The weight and tension are distributed evenly, so no one spot really pinched uncomfortably; not even the stiff parts of my ears. If you spend long hours listening to music, you really should consider this pair.

These headphones come with two sets of cables: one standard 3.5mm cable, and another one with an in-line mic, call, and volume buttons for use with a mobile phone. The cables plug in to the left ear cup, and then into your device, which is a design that I have always appreciated, since snagging means the cables just break away from the cup instead of rendering your headphones nothing more than a shiny, but useless, fashion accessory. The soft cups mold very snugly around your head, and as such, offer pretty solid noise isolation. More than once I missed parts of conversations directed at me because I simply did not hear them, even at moderate volume. The price of the superb isolation, however, is heat. This is not really a pair of headphones you want to be using in the sweltering heat of your daily commute. Your ears will sweat buckets in very short order. For indoor use, though, it’s pretty hard to beat. The cable included is plenty long enough to trail from a pocket, bag, or table, and is thick and slightly rubberized, which helps keep tangles down. The microphone proved adequate for calls, though tended to drag across my face or clothing, creating noise for the listener on the other end. It worked best when just left alone to pick up my voice, so don’t touch it while in a call, and you should be fine.

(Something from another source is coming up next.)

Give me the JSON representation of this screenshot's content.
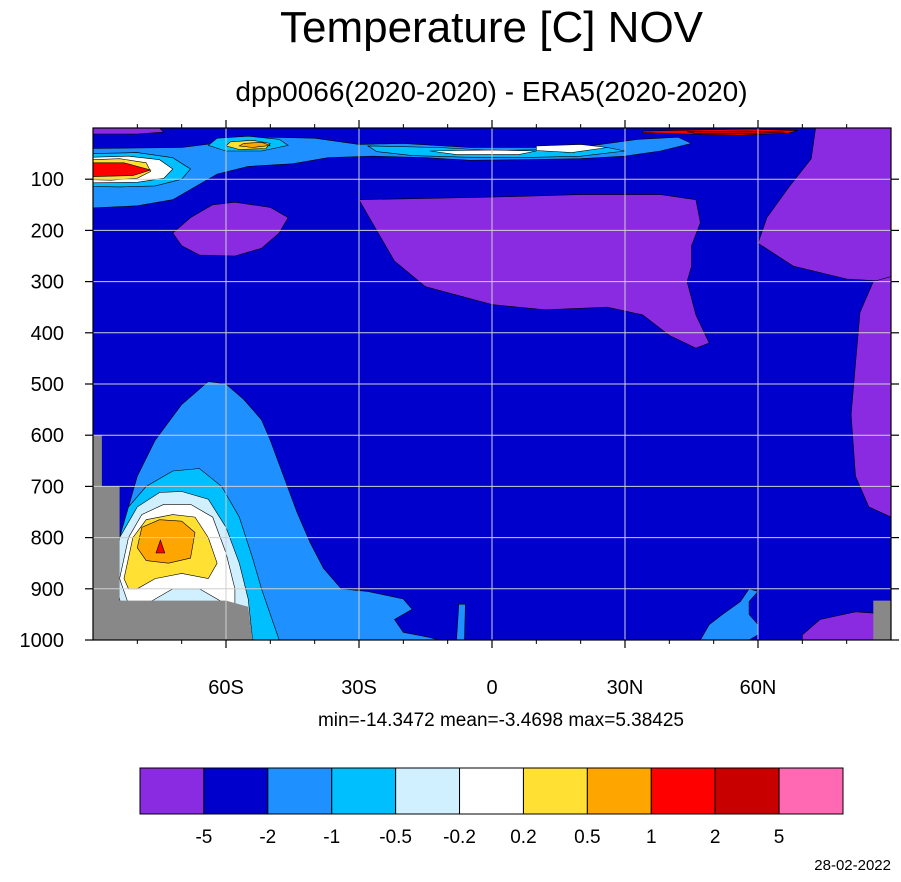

Sound quality is at par for Sony headphones, that is to say excellent. These headphones gave me the kind of sound I look for in headphones: more of an emphasis on mids than bass, and very vivid highs. This is not to say that the bottom is missing, it’s just not overpowered, and does not drown out all the other tones. Vocals in particular come out very nicely; something I value in audio equipment in general. There is also a pleasant absence of sibilance (the sharp, annoying “S” sound), even on some tracks that I knew it to be present. This doesn’t mean you can give up higher bitrates; just that it is a little more forgiving than some other headphones in the market.

They aren’t the cheapest headphones available today (they are available online for just under USD 200) , but the Sony MDR-1R is a pretty good investment. Great comfort, Sony quality, and excellent sound reproduction all make for a great pair of headphones to own and use.